PP: I think it was maddening for them. They were sexist and assumed that she was a weak woman who would crumble and give up. She was a foreigner because she had spent so much time abroad. They were trying to persuade themselves that she wouldn't matter for very long; that she would be easily quelled. To the contrary, she stood up to them. She survived at least two attempts to kill her, one of them quite serious and deliberate. Under the general, who is now the ex-general president of the country, Thein Sein, who is more intelligent than his predecessors, the regime finally realized that as they couldn't beat her, they would have to co-opt her in some way or another. That's the process that has been underway since 2010.
MB: We heard some criticism that since she became a member of parliament she's not been vocal enough in supporting minorities such as the Rohingya, the Muslim minority, and that some of her supporters have been actively persecuting or protesting the Rohingya. Is there something to that criticism?
PP: Oh, very much so. This is a big cloud that's appeared in the sky since her release. Because she is a synonym for human rights and the courage for resistance to persecution, they were expecting her to stand up and speak out for the Rohingya and for the Muslims in general when they were persecuted.
This she really has failed to do. She's been asked the question many times, and she's given many answers, but none of them really amount to a ringing declaration of support or ringing condemnation of the attacks on the Muslim community. For example, she said, "Bangladesh also bears some responsibility for this." (Bangladesh is Burma’s neighbor, and a 99 percent-plus Muslim country.) She also says things like, "Muslim power is a problem." She's avoided taking what her supporters in the West regard as the obvious line on this matter.
I don't want to try and exculpate her or be her spokesperson on this, but I understand part of the rationale, which is that she is regarded by the military and by her non-supporters in Burma as semi-foreign, having spent many, many years outside Burma, first in India, then in Britain, and having married an Englishman and produced foreign national children. Burma is quite a xenophobic country, and it's very easy for them to align her alleged foreignness with the alleged foreignness of the Muslims who claim to have come across across the border illegally from Bangladesh.
Her enemies are always trying to lump her together with foreign elements of one sort or another. I think she probably sees this as a trap that she absolutely must not fall into because there is a lot of anti-Muslim feeling among ordinary Burmese.

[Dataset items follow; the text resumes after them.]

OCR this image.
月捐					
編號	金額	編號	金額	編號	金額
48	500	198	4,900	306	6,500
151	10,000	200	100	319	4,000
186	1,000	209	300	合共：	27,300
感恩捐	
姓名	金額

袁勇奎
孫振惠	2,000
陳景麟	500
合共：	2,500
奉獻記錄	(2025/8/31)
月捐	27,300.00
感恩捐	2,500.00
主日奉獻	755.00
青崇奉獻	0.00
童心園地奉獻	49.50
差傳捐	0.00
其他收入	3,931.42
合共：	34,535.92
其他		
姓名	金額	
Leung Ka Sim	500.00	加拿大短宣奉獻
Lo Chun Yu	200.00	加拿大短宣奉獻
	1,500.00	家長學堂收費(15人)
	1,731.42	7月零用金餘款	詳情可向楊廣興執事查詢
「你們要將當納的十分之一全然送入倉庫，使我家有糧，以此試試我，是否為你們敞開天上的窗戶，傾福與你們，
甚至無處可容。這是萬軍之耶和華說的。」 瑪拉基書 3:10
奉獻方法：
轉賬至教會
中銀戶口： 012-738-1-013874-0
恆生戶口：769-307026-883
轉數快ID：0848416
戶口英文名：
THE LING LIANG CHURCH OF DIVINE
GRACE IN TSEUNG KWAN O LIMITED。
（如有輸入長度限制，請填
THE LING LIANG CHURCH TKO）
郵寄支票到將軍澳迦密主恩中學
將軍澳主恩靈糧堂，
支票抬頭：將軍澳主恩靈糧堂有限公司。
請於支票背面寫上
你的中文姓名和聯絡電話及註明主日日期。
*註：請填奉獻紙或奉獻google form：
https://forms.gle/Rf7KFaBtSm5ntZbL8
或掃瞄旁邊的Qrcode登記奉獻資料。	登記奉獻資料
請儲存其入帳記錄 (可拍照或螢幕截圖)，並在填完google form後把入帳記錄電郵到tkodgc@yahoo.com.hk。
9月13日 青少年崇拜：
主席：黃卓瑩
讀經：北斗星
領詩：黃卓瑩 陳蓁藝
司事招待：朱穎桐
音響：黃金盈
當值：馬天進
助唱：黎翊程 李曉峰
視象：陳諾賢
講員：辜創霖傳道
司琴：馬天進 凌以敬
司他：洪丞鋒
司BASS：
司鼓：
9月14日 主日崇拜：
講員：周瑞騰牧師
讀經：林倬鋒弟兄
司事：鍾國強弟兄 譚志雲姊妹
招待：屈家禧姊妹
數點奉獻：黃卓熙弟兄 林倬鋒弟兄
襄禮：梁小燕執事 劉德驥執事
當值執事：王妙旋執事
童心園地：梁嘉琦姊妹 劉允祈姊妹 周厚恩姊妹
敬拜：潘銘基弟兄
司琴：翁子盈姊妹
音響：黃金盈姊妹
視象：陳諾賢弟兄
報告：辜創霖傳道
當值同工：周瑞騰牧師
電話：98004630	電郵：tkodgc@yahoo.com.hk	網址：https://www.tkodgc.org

If she were to identify herself with the Muslim minority, I suspect she fears that she would lose a lot of her mainstream Buddhist support. This is not to excuse her silence, but it helps to explain why as somebody who is determined to survive politically she has been very timid on this matter.
MB: What do you see happening in the November elections? Let's say she does gain a significant role or power in those elections.
PP: She turned 70 in August. She is still very youthful and very energetic, has no known ailments, and her personal assistant is also her personal doctor. No one is doubting her energy or her commitment. Once the election is over, if she gets a good result, then it's a whole new story and we'll watch with fascination to see what she does with power once she's got it. Aside from the points I made earlier about her broad policy decisions, it's hard to know how brilliantly or otherwise she will govern, but one can be sure that she will do it with all of her energy.
MB: Can you be sure that the existing government will allow her to assume power if she does, indeed, win it?
PP: That's the million-dollar question. This is why she's had such a ticklish game to play over the last three years since becoming a member of parliament. While remaining “The Lady,” a courageous emblem of democracy for the masses, she's also had to show the generals who hold power that she is sensible and careful, and that she won't put them all on trial and expropriate their money. It's been a balancing act. I think for a person who has had no political involvement before 1988, my own judgment is that she's carried it off pretty well.